BankAtlantic didn’t like the bids enough to sell, but also did not like having the loans on the bank’s books. So it made a deal to give an inactive subsidiary $100 million, which the subsidiary then gave back to the bank in exchange for the problem loans. For the bank, it was a perfect deal, in that it released the loans from BankAtlantic’s books, and at the same time gave the bank an quick infusion of cash. JMP valued the loans for purposes of this transaction based on appraisals, and ignored the bids that came in at 28-50% of their book value. BankAtlantic continued to try to sell these loans, and even reached agreements to sell some of them, but never reclassified any of the loans as “held for sale.”
The SEC has sued BankAtlantic for violations of Sections 10(b), 13(a), 13(b)(2)(A), and 13(b)(2)(B) of the Exchange Act, and Levan for aiding and abetting all of those violations. The Commission has also sued Levan for direct violations of Section 13(b)(5) of the Exchange Act.
Lessons from the Case
One thing we can learn from the matter is that accounting fraud is alive and well, and the SEC is still pursuing it.
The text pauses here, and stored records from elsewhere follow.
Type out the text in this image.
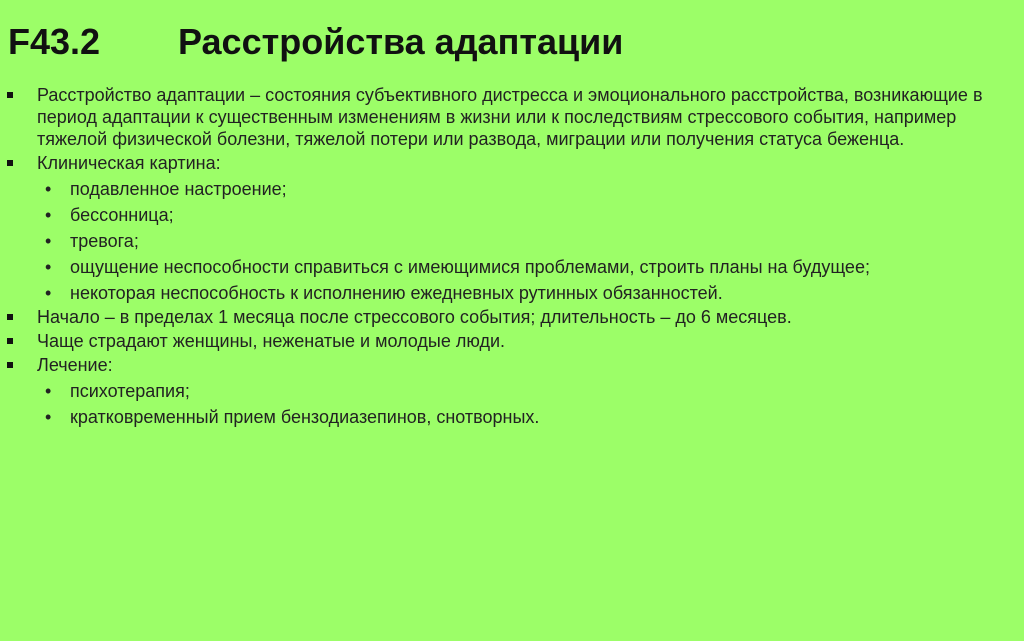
F43.2 Расстройства адаптации
Расстройство адаптации – состояния субъективного дистресса и эмоционального расстройства, возникающие в период адаптации к существенным изменениям в жизни или к последствиям стрессового события, например тяжелой физической болезни, тяжелой потери или развода, миграции или получения статуса беженца.
Клиническая картина:
• подавленное настроение;
• бессонница;
• тревога;
• ощущение неспособности справиться с имеющимися проблемами, строить планы на будущее;
• некоторая неспособность к исполнению ежедневных рутинных обязанностей.
Начало – в пределах 1 месяца после стрессового события; длительность – до 6 месяцев.
Чаще страдают женщины, неженатые и молодые люди.
Лечение:
• психотерапия;
• кратковременный прием бензодиазепинов, снотворных.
Also, publicly traded banks in particular should take note that the contents of their portfolios have to be characterized accurately, both in public statements to investors and with respect to accounting conventions established by the AICPA. If particular loans are being shopped to other buyers, you have to say as much, or you’re out of compliance with GAAP, and are breaking the accounting rules. Finally, the public misstatements did not go on for a terribly long time. It was only two quarters before BankAtlantic owned up (sort of) to the problems on its books. But that was enough. The case is being litigated; it will be interesting to see what happens as it proceeds.